Curr Atheroscler Rep. 2008 Apr;10(2):128-33
Authors: Dhawan SS, Quyyumi AA
Rheumatoid arthritis (RA) is a chronic systemic inflammatory disease affecting approximately 1% of the adult general population. Cardiovascular disease is recognized as the leading cause of death in RA patients, accounting for nearly 40% of their mortality. Patients with RA are at a twofold increased risk for myocardial infarction and stroke, with risk increasing to nearly threefold in patients who have had the disease for 10 years or more. Congestive heart failure appears to be a greater contributor to excess mortality than ischemia. This increased cardiovascular disease risk in RA patients seems to be independent of traditional cardiovascular risk factors.
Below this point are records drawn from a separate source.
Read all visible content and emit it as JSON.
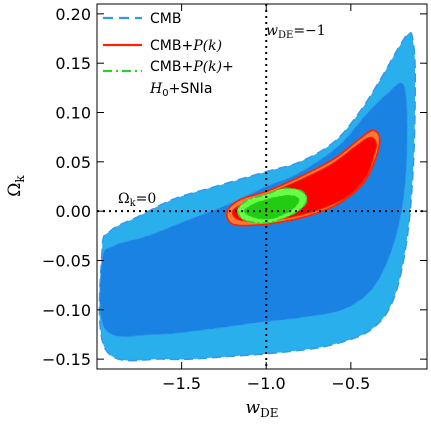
{
  "chart_data": {
    "type": "area",
    "xlabel": "wDE",
    "xlabel_main": "w",
    "xlabel_sub": "DE",
    "ylabel": "Ωk",
    "ylabel_main": "Ω",
    "ylabel_sub": "k",
    "xlim": [
      -2.0,
      -0.05
    ],
    "ylim": [
      -0.16,
      0.21
    ],
    "xticks": [
      -1.5,
      -1.0,
      -0.5
    ],
    "xtick_labels": [
      "−1.5",
      "−1.0",
      "−0.5"
    ],
    "yticks": [
      -0.15,
      -0.1,
      -0.05,
      0.0,
      0.05,
      0.1,
      0.15,
      0.2
    ],
    "ytick_labels": [
      "−0.15",
      "−0.10",
      "−0.05",
      "0.00",
      "0.05",
      "0.10",
      "0.15",
      "0.20"
    ],
    "grid": false,
    "legend_position": "top-left",
    "reference_lines": [
      {
        "orientation": "vertical",
        "value": -1.0,
        "label": "wDE = −1",
        "label_main": "w",
        "label_sub": "DE",
        "label_rest": "=−1"
      },
      {
        "orientation": "horizontal",
        "value": 0.0,
        "label": "Ωk = 0",
        "label_main": "Ω",
        "label_sub": "k",
        "label_rest": "=0"
      }
    ],
    "series": [
      {
        "name": "CMB",
        "legend_label": "CMB",
        "line_style": "dashed",
        "line_color": "#3399ee",
        "contours": [
          {
            "level": "outer",
            "color": "#29b0ec",
            "points": [
              [
                -1.97,
                -0.04
              ],
              [
                -1.95,
                -0.14
              ],
              [
                -1.6,
                -0.15
              ],
              [
                -1.2,
                -0.147
              ],
              [
                -0.85,
                -0.142
              ],
              [
                -0.6,
                -0.135
              ],
              [
                -0.38,
                -0.12
              ],
              [
                -0.25,
                -0.09
              ],
              [
                -0.17,
                -0.03
              ],
              [
                -0.13,
                0.05
              ],
              [
                -0.12,
                0.14
              ],
              [
                -0.135,
                0.175
              ],
              [
                -0.16,
                0.18
              ],
              [
                -0.22,
                0.165
              ],
              [
                -0.32,
                0.135
              ],
              [
                -0.45,
                0.1
              ],
              [
                -0.6,
                0.07
              ],
              [
                -0.8,
                0.05
              ],
              [
                -1.0,
                0.04
              ],
              [
                -1.3,
                0.025
              ],
              [
                -1.55,
                0.012
              ],
              [
                -1.75,
                -0.005
              ],
              [
                -1.92,
                -0.02
              ]
            ]
          },
          {
            "level": "inner",
            "color": "#1a82e2",
            "points": [
              [
                -1.97,
                -0.05
              ],
              [
                -1.95,
                -0.12
              ],
              [
                -1.65,
                -0.125
              ],
              [
                -1.35,
                -0.12
              ],
              [
                -1.05,
                -0.113
              ],
              [
                -0.8,
                -0.108
              ],
              [
                -0.55,
                -0.1
              ],
              [
                -0.38,
                -0.08
              ],
              [
                -0.27,
                -0.045
              ],
              [
                -0.2,
                0.0
              ],
              [
                -0.17,
                0.05
              ],
              [
                -0.17,
                0.11
              ],
              [
                -0.2,
                0.13
              ],
              [
                -0.28,
                0.12
              ],
              [
                -0.4,
                0.1
              ],
              [
                -0.55,
                0.07
              ],
              [
                -0.7,
                0.05
              ],
              [
                -0.85,
                0.035
              ],
              [
                -1.0,
                0.025
              ],
              [
                -1.25,
                0.005
              ],
              [
                -1.45,
                -0.008
              ],
              [
                -1.7,
                -0.025
              ],
              [
                -1.9,
                -0.035
              ]
            ]
          }
        ]
      },
      {
        "name": "CMB+P(k)",
        "legend_label_parts": [
          "CMB+",
          "P(k)"
        ],
        "line_style": "solid",
        "line_color": "#ff2200",
        "contours": [
          {
            "level": "outer",
            "color": "#ff7a33",
            "points": [
              [
                -1.23,
                0.0
              ],
              [
                -1.2,
                -0.013
              ],
              [
                -1.05,
                -0.014
              ],
              [
                -0.88,
                -0.01
              ],
              [
                -0.7,
                -0.002
              ],
              [
                -0.55,
                0.01
              ],
              [
                -0.42,
                0.03
              ],
              [
                -0.35,
                0.055
              ],
              [
                -0.33,
                0.074
              ],
              [
                -0.37,
                0.082
              ],
              [
                -0.45,
                0.073
              ],
              [
                -0.6,
                0.053
              ],
              [
                -0.8,
                0.035
              ],
              [
                -1.0,
                0.02
              ],
              [
                -1.15,
                0.012
              ]
            ]
          },
          {
            "level": "inner",
            "color": "#ff0000",
            "points": [
              [
                -1.2,
                0.0
              ],
              [
                -1.16,
                -0.009
              ],
              [
                -1.02,
                -0.01
              ],
              [
                -0.85,
                -0.006
              ],
              [
                -0.68,
                0.002
              ],
              [
                -0.52,
                0.015
              ],
              [
                -0.41,
                0.035
              ],
              [
                -0.36,
                0.058
              ],
              [
                -0.35,
                0.07
              ],
              [
                -0.39,
                0.075
              ],
              [
                -0.47,
                0.066
              ],
              [
                -0.62,
                0.047
              ],
              [
                -0.82,
                0.03
              ],
              [
                -1.0,
                0.017
              ],
              [
                -1.13,
                0.008
              ]
            ]
          }
        ]
      },
      {
        "name": "CMB+P(k)+H0+SNIa",
        "legend_label_line1_parts": [
          "CMB+",
          "P(k)",
          "+"
        ],
        "legend_label_line2_parts": [
          "H",
          "0",
          "+SNIa"
        ],
        "line_style": "dash-dot",
        "line_color": "#33cc33",
        "contours": [
          {
            "level": "outer",
            "color": "#66ff44",
            "points": [
              [
                -1.17,
                0.0
              ],
              [
                -1.13,
                -0.009
              ],
              [
                -1.0,
                -0.012
              ],
              [
                -0.88,
                -0.006
              ],
              [
                -0.79,
                0.003
              ],
              [
                -0.76,
                0.013
              ],
              [
                -0.8,
                0.021
              ],
              [
                -0.9,
                0.023
              ],
              [
                -1.0,
                0.017
              ],
              [
                -1.1,
                0.012
              ],
              [
                -1.15,
                0.006
              ]
            ]
          },
          {
            "level": "inner",
            "color": "#22cc11",
            "points": [
              [
                -1.13,
                0.0
              ],
              [
                -1.08,
                -0.006
              ],
              [
                -0.98,
                -0.008
              ],
              [
                -0.88,
                -0.002
              ],
              [
                -0.82,
                0.006
              ],
              [
                -0.81,
                0.013
              ],
              [
                -0.86,
                0.016
              ],
              [
                -0.95,
                0.014
              ],
              [
                -1.05,
                0.009
              ],
              [
                -1.1,
                0.005
              ]
            ]
          }
        ]
      }
    ]
  }
}
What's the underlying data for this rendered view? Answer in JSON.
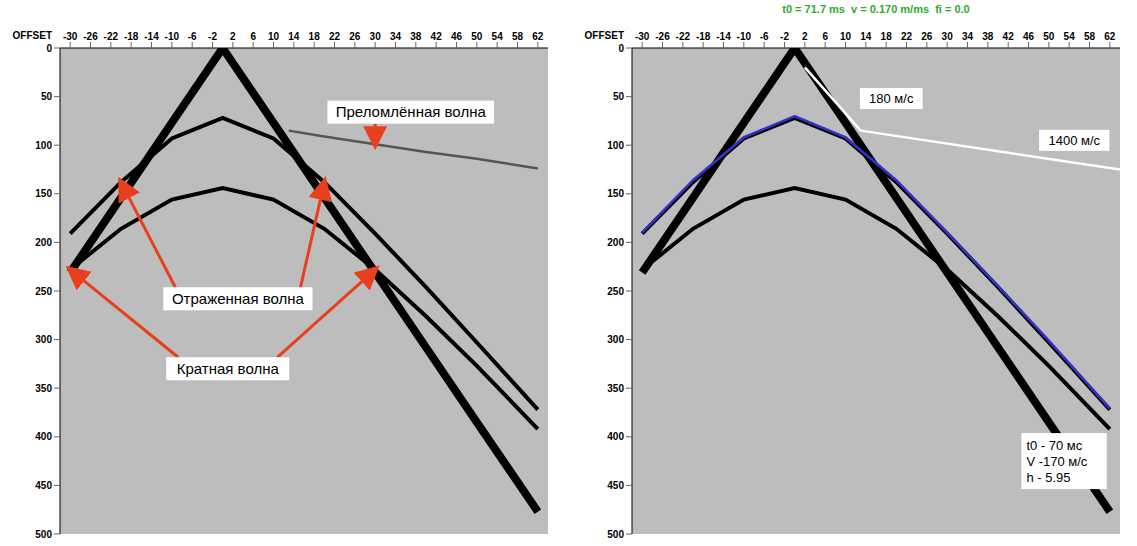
{
  "chart_data": [
    {
      "type": "line",
      "xlabel": "OFFSET",
      "xlim": [
        -32,
        64
      ],
      "xticks": [
        -30,
        -26,
        -22,
        -18,
        -14,
        -10,
        -6,
        -2,
        2,
        6,
        10,
        14,
        18,
        22,
        26,
        30,
        34,
        38,
        42,
        46,
        50,
        54,
        58,
        62
      ],
      "ylim": [
        0,
        500
      ],
      "yticks": [
        0,
        50,
        100,
        150,
        200,
        250,
        300,
        350,
        400,
        450,
        500
      ],
      "grid": false,
      "series": [
        {
          "color": "#000000",
          "x": [
            -30,
            -20,
            -10,
            0,
            10,
            20,
            30,
            40,
            50,
            62
          ],
          "values": [
            231,
            154,
            77,
            0,
            77,
            154,
            231,
            308,
            385,
            477
          ]
        },
        {
          "name": "Отраженная волна",
          "color": "#000000",
          "x": [
            -30,
            -20,
            -10,
            0,
            10,
            20,
            30,
            40,
            50,
            62
          ],
          "values": [
            191,
            138,
            93,
            72,
            93,
            138,
            191,
            246,
            303,
            372
          ]
        },
        {
          "name": "Кратная волна",
          "color": "#000000",
          "x": [
            -30,
            -20,
            -10,
            0,
            10,
            20,
            30,
            40,
            50,
            62
          ],
          "values": [
            228,
            186,
            156,
            144,
            156,
            186,
            228,
            276,
            327,
            392
          ]
        },
        {
          "name": "Преломлённая волна",
          "color": "#555555",
          "x": [
            13,
            20,
            30,
            40,
            50,
            62
          ],
          "values": [
            85,
            91,
            99,
            107,
            114,
            124
          ]
        }
      ]
    },
    {
      "type": "line",
      "title": "t0 = 71.7 ms  v = 0.170 m/ms  fi = 0.0",
      "xlabel": "OFFSET",
      "xlim": [
        -32,
        64
      ],
      "xticks": [
        -30,
        -26,
        -22,
        -18,
        -14,
        -10,
        -6,
        -2,
        2,
        6,
        10,
        14,
        18,
        22,
        26,
        30,
        34,
        38,
        42,
        46,
        50,
        54,
        58,
        62
      ],
      "ylim": [
        0,
        500
      ],
      "yticks": [
        0,
        50,
        100,
        150,
        200,
        250,
        300,
        350,
        400,
        450,
        500
      ],
      "grid": false,
      "series": [
        {
          "color": "#000000",
          "x": [
            -30,
            -20,
            -10,
            0,
            10,
            20,
            30,
            40,
            50,
            62
          ],
          "values": [
            231,
            154,
            77,
            0,
            77,
            154,
            231,
            308,
            385,
            477
          ]
        },
        {
          "color": "#000000",
          "x": [
            -30,
            -20,
            -10,
            0,
            10,
            20,
            30,
            40,
            50,
            62
          ],
          "values": [
            191,
            138,
            93,
            72,
            93,
            138,
            191,
            246,
            303,
            372
          ]
        },
        {
          "color": "#000000",
          "x": [
            -30,
            -20,
            -10,
            0,
            10,
            20,
            30,
            40,
            50,
            62
          ],
          "values": [
            228,
            186,
            156,
            144,
            156,
            186,
            228,
            276,
            327,
            392
          ]
        },
        {
          "color": "#3333cc",
          "x": [
            -30,
            -20,
            -10,
            0,
            10,
            20,
            30,
            40,
            50,
            62
          ],
          "values": [
            190,
            136,
            92,
            70,
            92,
            136,
            190,
            245,
            301,
            371
          ]
        },
        {
          "name": "180 м/с",
          "color": "#ffffff",
          "x": [
            2,
            13
          ],
          "values": [
            20,
            85
          ]
        },
        {
          "name": "1400 м/с",
          "color": "#ffffff",
          "x": [
            13,
            64
          ],
          "values": [
            85,
            125
          ]
        }
      ],
      "annotations": [
        "t0 - 70 мс",
        "V -170 м/с",
        "h - 5.95"
      ]
    }
  ]
}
Pathogenic mechanisms include pro-oxidative dyslipidemia, insulin resistance, prothrombotic state, hyperhomocysteinemia, and immune mechanisms such as T-cell activation that subsequently lead to endothelial dysfunction, a decrease in endothelial progenitor cells, and arterial stiffness, which are the congeners of accelerated atherosclerosis observed in RA patients. This paper discusses pathogenic mechanisms, effects of methotrexate, tumor necrosis factor antagonists, steroids, and statins, with a perspective on therapy.